Functional Assessment and Exercise for the Aging Adult

Author / Instructor: Dale Avers PT, DPT, Ph.D., FAPTA and Patrick VanBeveren PT, DPT, MA, OCS, GCS, CSCS 
Profession: Physical Therapist Assistants, Physical Therapists
Jurisdiction: Alabama, Alaska, Arizona, Arkansas, California, Colorado, Connecticut, Delaware, District of Columbia, Florida, Georgia, Guam, Hawaii, Idaho, Illinois, Indiana, Iowa, Kansas, Kentucky, Louisiana, Maine, Maryland, Massachusetts, Michigan, Minnesota, Mississippi, Missouri, Montana, Nebraska, Nevada, New Hampshire, New Jersey, New Mexico, New York, North Carolina, North Dakota, Ohio, Oklahoma, Oregon, Pennsylvania, Puerto Rico, Rhode Island, South Carolina, South Dakota, Tennessee, Texas, Utah, Vermont, Virgin Islands (U.S.), Virginia, Washington, West Virginia, Wisconsin, Wyoming
CEU Hours: 7
Course Method: Online
Provider: Educata
Amount: $210
Active: Yes

Functional Assessment and Exercise for the Aging AdultRecommended Lecture Sequence:

Introduction to Functional Assessment (1.50 hours)

Description

This 1.5 hour course introduces the concept of a function-based examination versus the standard impairment-based examination within the context of the disablement model.
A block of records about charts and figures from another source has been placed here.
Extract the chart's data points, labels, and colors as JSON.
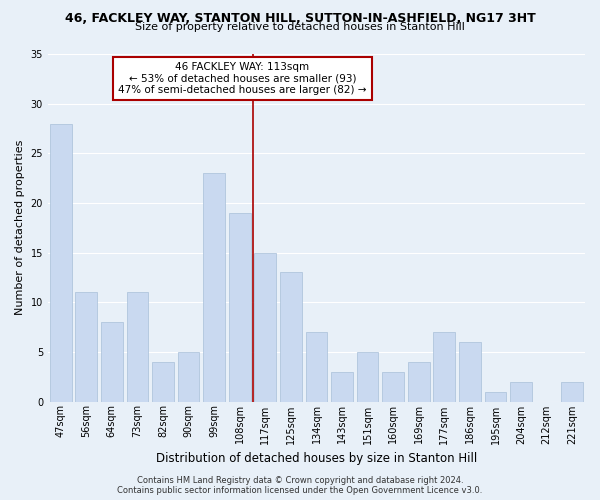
{
  "title": "46, FACKLEY WAY, STANTON HILL, SUTTON-IN-ASHFIELD, NG17 3HT",
  "subtitle": "Size of property relative to detached houses in Stanton Hill",
  "xlabel": "Distribution of detached houses by size in Stanton Hill",
  "ylabel": "Number of detached properties",
  "categories": [
    "47sqm",
    "56sqm",
    "64sqm",
    "73sqm",
    "82sqm",
    "90sqm",
    "99sqm",
    "108sqm",
    "117sqm",
    "125sqm",
    "134sqm",
    "143sqm",
    "151sqm",
    "160sqm",
    "169sqm",
    "177sqm",
    "186sqm",
    "195sqm",
    "204sqm",
    "212sqm",
    "221sqm"
  ],
  "values": [
    28,
    11,
    8,
    11,
    4,
    5,
    23,
    19,
    15,
    13,
    7,
    3,
    5,
    3,
    4,
    7,
    6,
    1,
    2,
    0,
    2
  ],
  "bar_color": "#c9d9f0",
  "bar_edge_color": "#a8bfd8",
  "bg_color": "#e8f0f8",
  "grid_color": "#ffffff",
  "vline_x": 7.5,
  "vline_color": "#aa0000",
  "annotation_text": "46 FACKLEY WAY: 113sqm\n← 53% of detached houses are smaller (93)\n47% of semi-detached houses are larger (82) →",
  "annotation_box_color": "#ffffff",
  "annotation_box_edge_color": "#aa0000",
  "footnote": "Contains HM Land Registry data © Crown copyright and database right 2024.\nContains public sector information licensed under the Open Government Licence v3.0.",
  "ylim": [
    0,
    35
  ],
  "yticks": [
    0,
    5,
    10,
    15,
    20,
    25,
    30,
    35
  ],
  "title_fontsize": 9,
  "subtitle_fontsize": 8,
  "ylabel_fontsize": 8,
  "xlabel_fontsize": 8.5,
  "tick_fontsize": 7,
  "ann_fontsize": 7.5,
  "footnote_fontsize": 6
}
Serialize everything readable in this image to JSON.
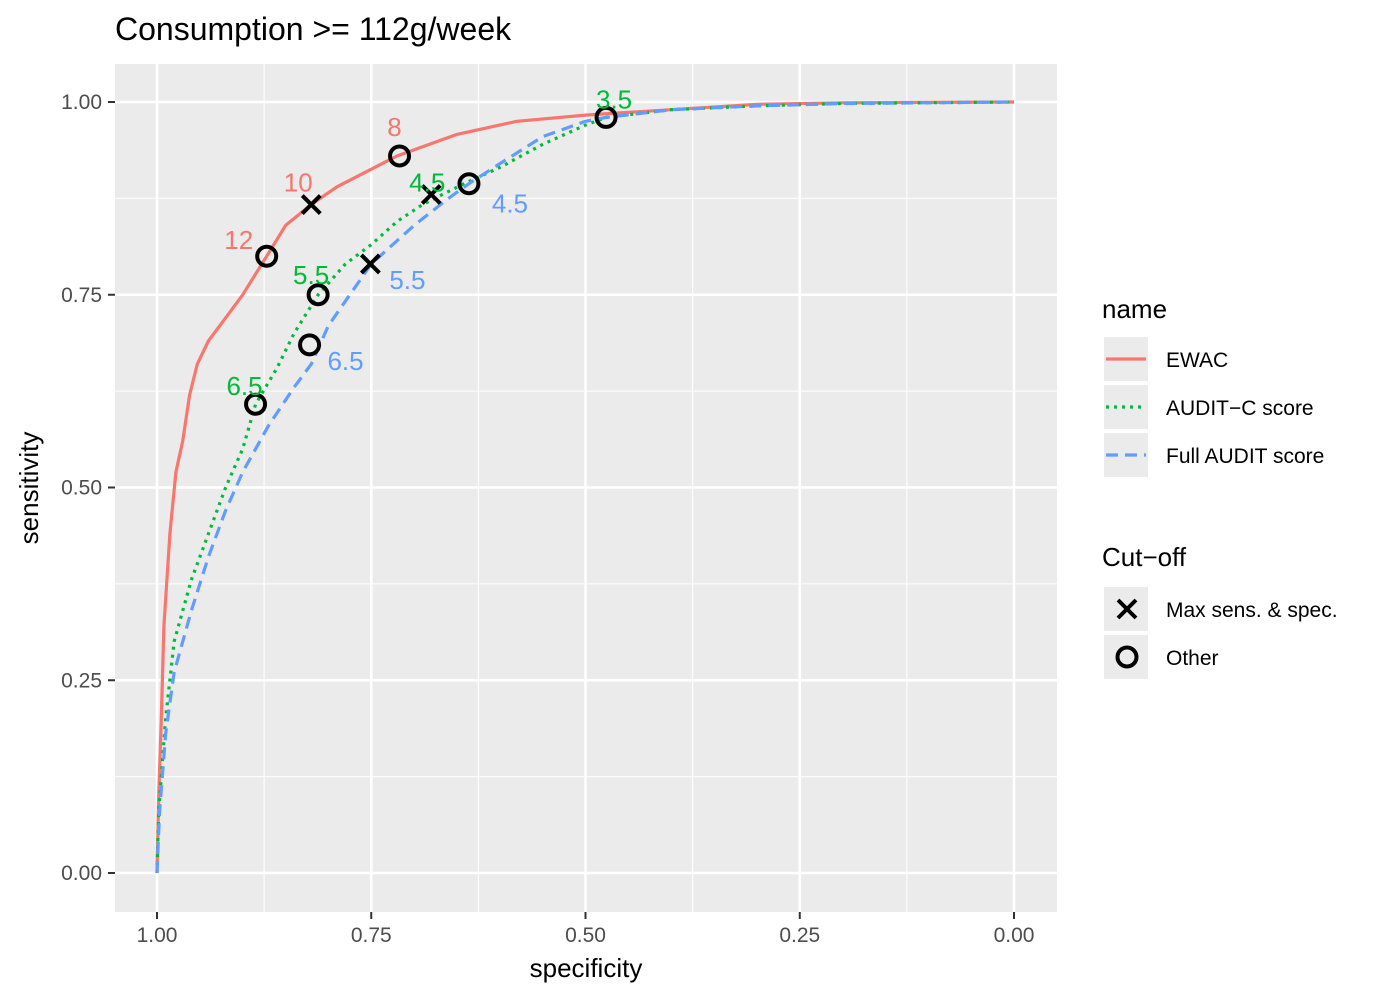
{
  "chart_data": {
    "type": "line",
    "title": "Consumption >= 112g/week",
    "xlabel": "specificity",
    "ylabel": "sensitivity",
    "xlim": [
      1.0,
      0.0
    ],
    "x_reversed": true,
    "ylim": [
      0.0,
      1.0
    ],
    "x_ticks": [
      {
        "value": 1.0,
        "label": "1.00"
      },
      {
        "value": 0.75,
        "label": "0.75"
      },
      {
        "value": 0.5,
        "label": "0.50"
      },
      {
        "value": 0.25,
        "label": "0.25"
      },
      {
        "value": 0.0,
        "label": "0.00"
      }
    ],
    "y_ticks": [
      {
        "value": 0.0,
        "label": "0.00"
      },
      {
        "value": 0.25,
        "label": "0.25"
      },
      {
        "value": 0.5,
        "label": "0.50"
      },
      {
        "value": 0.75,
        "label": "0.75"
      },
      {
        "value": 1.0,
        "label": "1.00"
      }
    ],
    "grid": true,
    "legend_position": "right",
    "series": [
      {
        "name": "EWAC",
        "color": "#F8766D",
        "dash": "solid",
        "points": [
          [
            1.0,
            0.0
          ],
          [
            0.998,
            0.1
          ],
          [
            0.995,
            0.2
          ],
          [
            0.992,
            0.32
          ],
          [
            0.985,
            0.44
          ],
          [
            0.978,
            0.52
          ],
          [
            0.97,
            0.56
          ],
          [
            0.962,
            0.62
          ],
          [
            0.953,
            0.66
          ],
          [
            0.94,
            0.69
          ],
          [
            0.92,
            0.72
          ],
          [
            0.9,
            0.75
          ],
          [
            0.872,
            0.8
          ],
          [
            0.85,
            0.84
          ],
          [
            0.82,
            0.867
          ],
          [
            0.79,
            0.89
          ],
          [
            0.72,
            0.93
          ],
          [
            0.65,
            0.958
          ],
          [
            0.58,
            0.975
          ],
          [
            0.5,
            0.983
          ],
          [
            0.474,
            0.985
          ],
          [
            0.4,
            0.99
          ],
          [
            0.3,
            0.997
          ],
          [
            0.2,
            0.999
          ],
          [
            0.0,
            1.0
          ]
        ]
      },
      {
        "name": "AUDIT−C score",
        "color": "#00BA38",
        "dash": "dotted",
        "points": [
          [
            1.0,
            0.0
          ],
          [
            0.998,
            0.08
          ],
          [
            0.99,
            0.2
          ],
          [
            0.98,
            0.3
          ],
          [
            0.96,
            0.38
          ],
          [
            0.94,
            0.44
          ],
          [
            0.92,
            0.5
          ],
          [
            0.9,
            0.55
          ],
          [
            0.885,
            0.608
          ],
          [
            0.86,
            0.655
          ],
          [
            0.84,
            0.7
          ],
          [
            0.812,
            0.75
          ],
          [
            0.78,
            0.79
          ],
          [
            0.75,
            0.815
          ],
          [
            0.72,
            0.845
          ],
          [
            0.69,
            0.867
          ],
          [
            0.667,
            0.88
          ],
          [
            0.64,
            0.895
          ],
          [
            0.6,
            0.915
          ],
          [
            0.55,
            0.945
          ],
          [
            0.5,
            0.97
          ],
          [
            0.476,
            0.98
          ],
          [
            0.4,
            0.99
          ],
          [
            0.3,
            0.995
          ],
          [
            0.2,
            0.998
          ],
          [
            0.0,
            1.0
          ]
        ]
      },
      {
        "name": "Full AUDIT score",
        "color": "#619CFF",
        "dash": "dashed",
        "points": [
          [
            1.0,
            0.0
          ],
          [
            0.997,
            0.08
          ],
          [
            0.99,
            0.18
          ],
          [
            0.98,
            0.26
          ],
          [
            0.96,
            0.34
          ],
          [
            0.94,
            0.41
          ],
          [
            0.92,
            0.47
          ],
          [
            0.9,
            0.52
          ],
          [
            0.87,
            0.58
          ],
          [
            0.84,
            0.63
          ],
          [
            0.82,
            0.66
          ],
          [
            0.8,
            0.71
          ],
          [
            0.75,
            0.79
          ],
          [
            0.7,
            0.84
          ],
          [
            0.66,
            0.875
          ],
          [
            0.636,
            0.894
          ],
          [
            0.6,
            0.92
          ],
          [
            0.55,
            0.955
          ],
          [
            0.5,
            0.975
          ],
          [
            0.476,
            0.98
          ],
          [
            0.4,
            0.99
          ],
          [
            0.3,
            0.995
          ],
          [
            0.2,
            0.998
          ],
          [
            0.0,
            1.0
          ]
        ]
      }
    ],
    "cutoff_points": [
      {
        "series": "EWAC",
        "label": "12",
        "x": 0.872,
        "y": 0.8,
        "shape": "Other"
      },
      {
        "series": "EWAC",
        "label": "10",
        "x": 0.82,
        "y": 0.867,
        "shape": "Max sens. & spec."
      },
      {
        "series": "EWAC",
        "label": "8",
        "x": 0.717,
        "y": 0.93,
        "shape": "Other"
      },
      {
        "series": "AUDIT−C score",
        "label": "6.5",
        "x": 0.885,
        "y": 0.608,
        "shape": "Other"
      },
      {
        "series": "AUDIT−C score",
        "label": "5.5",
        "x": 0.812,
        "y": 0.75,
        "shape": "Other"
      },
      {
        "series": "AUDIT−C score",
        "label": "4.5",
        "x": 0.68,
        "y": 0.88,
        "shape": "Max sens. & spec."
      },
      {
        "series": "AUDIT−C score",
        "label": "3.5",
        "x": 0.476,
        "y": 0.98,
        "shape": "Other"
      },
      {
        "series": "Full AUDIT score",
        "label": "6.5",
        "x": 0.822,
        "y": 0.685,
        "shape": "Other"
      },
      {
        "series": "Full AUDIT score",
        "label": "5.5",
        "x": 0.751,
        "y": 0.79,
        "shape": "Max sens. & spec."
      },
      {
        "series": "Full AUDIT score",
        "label": "4.5",
        "x": 0.636,
        "y": 0.894,
        "shape": "Other"
      }
    ],
    "legends": [
      {
        "title": "name",
        "entries": [
          {
            "label": "EWAC",
            "color": "#F8766D",
            "dash": "solid"
          },
          {
            "label": "AUDIT−C score",
            "color": "#00BA38",
            "dash": "dotted"
          },
          {
            "label": "Full AUDIT score",
            "color": "#619CFF",
            "dash": "dashed"
          }
        ]
      },
      {
        "title": "Cut−off",
        "entries": [
          {
            "label": "Max sens. & spec.",
            "shape": "cross"
          },
          {
            "label": "Other",
            "shape": "circle"
          }
        ]
      }
    ]
  }
}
We discuss the limitations of a traditional strength examination when addressing mobility disability and explore the role of physical activity. Standards for choosing the best functional assessment tools are examined with emphasis on clinimetric properties.

Goals & Objectives:

Following your active participation in this course, you will be able to:

  1. Philosophically adopt a function-based approach to evaluating an aging adult.
  2. Recognize the role of physical activity in aging.
  3. Understand the role of sarcopenia in mobility disability.
  4. Utilize likelihood ratios to evaluate the predictive validity of a test.
  5. Utilize the MCID in evaluating an individual patient’s progress.

Introduction to Exercise (1.00 hour)

Description

This one-hour course describes common musculoskeletal changes seen in aging individuals including the sequelae of sarcopenia and osteoporosis. The role of physical activity and exercise and their consequences in mobility disability among aging adults is discussed within the context of the slippery slope of aging with methods to prevent the typical sequalae proposed.

Goals & Objectives:

Following your active participation in this course, you will be able to:

  1. Describe the benefits of physical activity and exercise for the aging/older adult.
  2. Describe the consequences of a sedentary lifestyle at the individual and societal level.
  3. Manage the sequelae of mobility disability in aging adults.
  4. Diagram and examine the slippery slope of aging.

Mobility Disability (2.00 hours)

Description

This two-hour lecture describes six credible and popular tools to measure and assess functional mobility including timed walk tests, stair climbing, and gait speed. Current evidence regarding each test’s validity, procedures, and interpretation is examined and applied to patient examples. Actual patient videos are used to demonstrate the tests.

Goals & Objectives:

Following your active participation in this course, you will be able to:

  1. Perform and interpret the following tests on appropriate patients/clients:
    1. Timed Up and Go Test
    2. Timed walk tests
    3. Gait speed tests
    4. Stair climbing tests
    5. Floor rise tests
  2. Document and communicate results accurately and effectively to others.

Strengthening Principles (2.50 hours)

Description

This 2.5-hour course presents an evidence-based exercise prescription for the most effective intervention for mobility disability, strengthening. Within the context of the physical stress theory, overload, specificity, repetitions, frequency, type of contraction, adaptation, motor learning, progression and safety are thoroughly examined and applied to specific presentations of mobility disability.

Goals & Objectives:

Following your active participation in this course, you will be able to:

  1. Develop an evidence-based exercise prescription for older adults, utilizing parameters of frequency, intensity, specificity, and dose (sets and reps) for the remediation of mobility disability based on functional level across a variety of settings.
  2. Interpret and apply the physical stress theory within the context of an exercise prescription for aging adults.
  3. Differentiate between the role of overload and specificity and discuss their relative importance in mediating mobility disability.
  4. Differentiate between motor learning and strength gains.
  5. Develop specific exercises to improve power, strength, and coordination.
  6. Utilizing a version of the 1RM principle, objectively evaluate any movement for the effective amount of overload required to gain strength.
  7. Design an exercise prescription for different muscle types.
  8. Integrate the concept of muscle confusion into an exercise prescription.
  9. Recognize safety issues in exercise prescription.
  10. Recognize consequences of lack of adherence to evidence-based exercise prescription principles.

Continuing education credits

This course is acceptable for credit in most states for PTs and PTAs.